Robotic Evolution: A Soft Robotic Fish Gives Rise to More Natural Motion

Researchers at MIT’s Computer Science and Artificial Intelligence Lab (CSAIL) have created a fish-like robot that they claim is the world’s first self-contained autonomous machine.

Built around a silicon outer shell, the robotic fish is controlled using two tightly woven channels that snake through the robot’s flexible body.  To actuate the bot’s tail a small container of compressed CO2 evacuates gas into the channels, forcing the fish’s silicon tail to whip back and forth with the speed and fluidity of its biological mirror.

According to Daniela Rus, an MIT CSAIL professor, “As robots penetrate the physical world and start interacting with people more and more, it’s much easier to make robots safe if their bodies are so wonderfully soft that there’s no danger if they whack you.”

What’s more, unlike traditional robots with hard exoskeletons, soft robots have a much wider range of motion given the fact that they can run into things without destroying them.

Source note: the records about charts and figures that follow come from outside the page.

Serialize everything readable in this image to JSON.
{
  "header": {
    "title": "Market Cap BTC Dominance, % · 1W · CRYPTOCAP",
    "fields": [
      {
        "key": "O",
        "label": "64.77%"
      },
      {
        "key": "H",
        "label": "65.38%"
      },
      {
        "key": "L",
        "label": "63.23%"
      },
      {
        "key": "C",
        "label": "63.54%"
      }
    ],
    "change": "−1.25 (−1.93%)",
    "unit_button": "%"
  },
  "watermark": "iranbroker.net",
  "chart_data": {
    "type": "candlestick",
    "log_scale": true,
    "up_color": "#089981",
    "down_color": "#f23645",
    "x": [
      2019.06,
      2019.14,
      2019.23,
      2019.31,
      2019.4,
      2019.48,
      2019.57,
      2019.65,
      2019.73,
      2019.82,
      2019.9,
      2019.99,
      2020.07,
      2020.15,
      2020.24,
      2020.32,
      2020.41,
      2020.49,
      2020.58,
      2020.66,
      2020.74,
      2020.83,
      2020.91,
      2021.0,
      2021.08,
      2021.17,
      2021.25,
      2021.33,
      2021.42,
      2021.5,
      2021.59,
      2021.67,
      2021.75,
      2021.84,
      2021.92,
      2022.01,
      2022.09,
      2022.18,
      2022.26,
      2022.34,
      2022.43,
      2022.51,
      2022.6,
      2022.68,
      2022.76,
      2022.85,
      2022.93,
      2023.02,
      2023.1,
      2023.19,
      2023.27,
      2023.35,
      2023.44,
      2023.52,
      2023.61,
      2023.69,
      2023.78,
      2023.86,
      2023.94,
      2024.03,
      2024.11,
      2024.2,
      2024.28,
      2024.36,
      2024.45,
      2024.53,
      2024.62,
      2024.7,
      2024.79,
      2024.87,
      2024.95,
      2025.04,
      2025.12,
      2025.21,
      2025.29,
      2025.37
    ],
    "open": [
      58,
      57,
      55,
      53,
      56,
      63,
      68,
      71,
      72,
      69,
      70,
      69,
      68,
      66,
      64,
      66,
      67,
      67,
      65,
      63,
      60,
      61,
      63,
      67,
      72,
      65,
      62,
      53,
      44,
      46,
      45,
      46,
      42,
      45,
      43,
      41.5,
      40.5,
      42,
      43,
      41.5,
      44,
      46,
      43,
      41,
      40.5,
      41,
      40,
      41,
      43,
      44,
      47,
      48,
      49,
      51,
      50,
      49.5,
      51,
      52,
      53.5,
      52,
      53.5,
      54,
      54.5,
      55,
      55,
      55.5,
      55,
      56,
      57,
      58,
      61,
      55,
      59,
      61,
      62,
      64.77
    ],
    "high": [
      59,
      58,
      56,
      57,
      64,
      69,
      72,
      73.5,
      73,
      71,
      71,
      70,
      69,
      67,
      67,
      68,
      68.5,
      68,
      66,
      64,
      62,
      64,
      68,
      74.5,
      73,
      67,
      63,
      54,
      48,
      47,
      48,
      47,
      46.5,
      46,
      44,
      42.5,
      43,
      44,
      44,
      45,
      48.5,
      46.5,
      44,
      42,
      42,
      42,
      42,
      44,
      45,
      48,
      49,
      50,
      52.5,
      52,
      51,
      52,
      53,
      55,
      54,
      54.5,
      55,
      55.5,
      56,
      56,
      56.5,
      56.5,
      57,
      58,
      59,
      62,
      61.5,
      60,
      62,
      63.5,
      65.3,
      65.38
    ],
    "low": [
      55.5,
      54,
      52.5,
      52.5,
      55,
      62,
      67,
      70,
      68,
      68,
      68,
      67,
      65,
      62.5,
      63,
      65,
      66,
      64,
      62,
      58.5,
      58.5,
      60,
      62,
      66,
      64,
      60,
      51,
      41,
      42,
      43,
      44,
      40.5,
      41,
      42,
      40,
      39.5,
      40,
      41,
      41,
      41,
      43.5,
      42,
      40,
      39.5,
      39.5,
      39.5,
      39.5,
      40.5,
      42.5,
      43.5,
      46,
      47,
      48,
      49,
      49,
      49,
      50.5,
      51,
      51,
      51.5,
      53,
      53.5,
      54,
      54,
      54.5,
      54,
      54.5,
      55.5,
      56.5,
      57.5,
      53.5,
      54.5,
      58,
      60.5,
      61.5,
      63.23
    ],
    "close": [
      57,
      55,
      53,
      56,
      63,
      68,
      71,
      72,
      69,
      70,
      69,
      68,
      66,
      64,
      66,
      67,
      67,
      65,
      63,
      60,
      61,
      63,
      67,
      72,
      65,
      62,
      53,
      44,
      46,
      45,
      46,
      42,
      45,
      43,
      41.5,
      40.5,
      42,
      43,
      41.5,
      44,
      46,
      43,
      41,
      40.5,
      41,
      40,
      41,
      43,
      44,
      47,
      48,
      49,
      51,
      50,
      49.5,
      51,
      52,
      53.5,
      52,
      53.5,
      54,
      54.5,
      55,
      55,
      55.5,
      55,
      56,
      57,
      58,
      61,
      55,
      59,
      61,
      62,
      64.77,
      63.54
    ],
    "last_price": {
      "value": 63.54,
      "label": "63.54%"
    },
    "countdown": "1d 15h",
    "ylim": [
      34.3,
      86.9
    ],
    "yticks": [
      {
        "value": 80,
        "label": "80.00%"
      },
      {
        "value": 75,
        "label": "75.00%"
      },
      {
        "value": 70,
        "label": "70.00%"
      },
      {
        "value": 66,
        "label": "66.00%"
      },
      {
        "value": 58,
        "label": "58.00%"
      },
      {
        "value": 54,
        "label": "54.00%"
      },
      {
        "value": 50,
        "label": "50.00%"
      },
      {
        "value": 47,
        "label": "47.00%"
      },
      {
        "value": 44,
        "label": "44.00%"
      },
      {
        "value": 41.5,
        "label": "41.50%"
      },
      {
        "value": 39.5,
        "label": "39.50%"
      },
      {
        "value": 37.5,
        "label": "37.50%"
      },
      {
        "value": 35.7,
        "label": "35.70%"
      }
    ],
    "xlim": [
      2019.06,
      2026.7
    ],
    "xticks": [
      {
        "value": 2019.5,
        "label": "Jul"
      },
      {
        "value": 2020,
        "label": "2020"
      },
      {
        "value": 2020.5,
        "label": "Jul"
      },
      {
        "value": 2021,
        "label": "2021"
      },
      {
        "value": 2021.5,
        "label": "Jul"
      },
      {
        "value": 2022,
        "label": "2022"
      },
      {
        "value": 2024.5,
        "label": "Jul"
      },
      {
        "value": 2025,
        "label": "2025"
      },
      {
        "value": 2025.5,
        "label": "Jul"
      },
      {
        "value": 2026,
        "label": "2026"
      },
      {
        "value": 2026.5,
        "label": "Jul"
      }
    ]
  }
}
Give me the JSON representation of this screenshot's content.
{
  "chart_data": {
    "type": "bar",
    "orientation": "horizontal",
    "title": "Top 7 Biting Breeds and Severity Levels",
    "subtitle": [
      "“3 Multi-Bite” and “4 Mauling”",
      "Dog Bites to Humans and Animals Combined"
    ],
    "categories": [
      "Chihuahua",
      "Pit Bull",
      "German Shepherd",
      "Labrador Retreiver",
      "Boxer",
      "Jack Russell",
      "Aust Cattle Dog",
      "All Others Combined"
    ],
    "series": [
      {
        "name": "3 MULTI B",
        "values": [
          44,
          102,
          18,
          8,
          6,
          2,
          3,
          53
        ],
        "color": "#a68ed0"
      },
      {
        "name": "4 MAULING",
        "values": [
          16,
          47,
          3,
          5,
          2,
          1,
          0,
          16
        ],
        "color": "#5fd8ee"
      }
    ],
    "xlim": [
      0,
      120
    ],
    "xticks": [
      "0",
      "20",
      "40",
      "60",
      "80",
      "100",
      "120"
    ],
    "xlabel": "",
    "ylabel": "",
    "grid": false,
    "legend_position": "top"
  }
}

With this flexibility, soft robots can also begin to replicate natural motions.

As soft robotics and machine control produce more sophisticated robots, especially those that interact with humans, they may also garner the ability to gesture and move more naturally. With natural movement, robots of the future might be able to communicate more effectively with their human counterparts, perhaps one day becoming indistinguishable for their biological coworkers.

While any such scenario is decades away, it’s interesting to think that robotic evolution might vaguely mirror that of our own – rising from a morphology designed for the sea into a soft-tissued, upright thinking machine.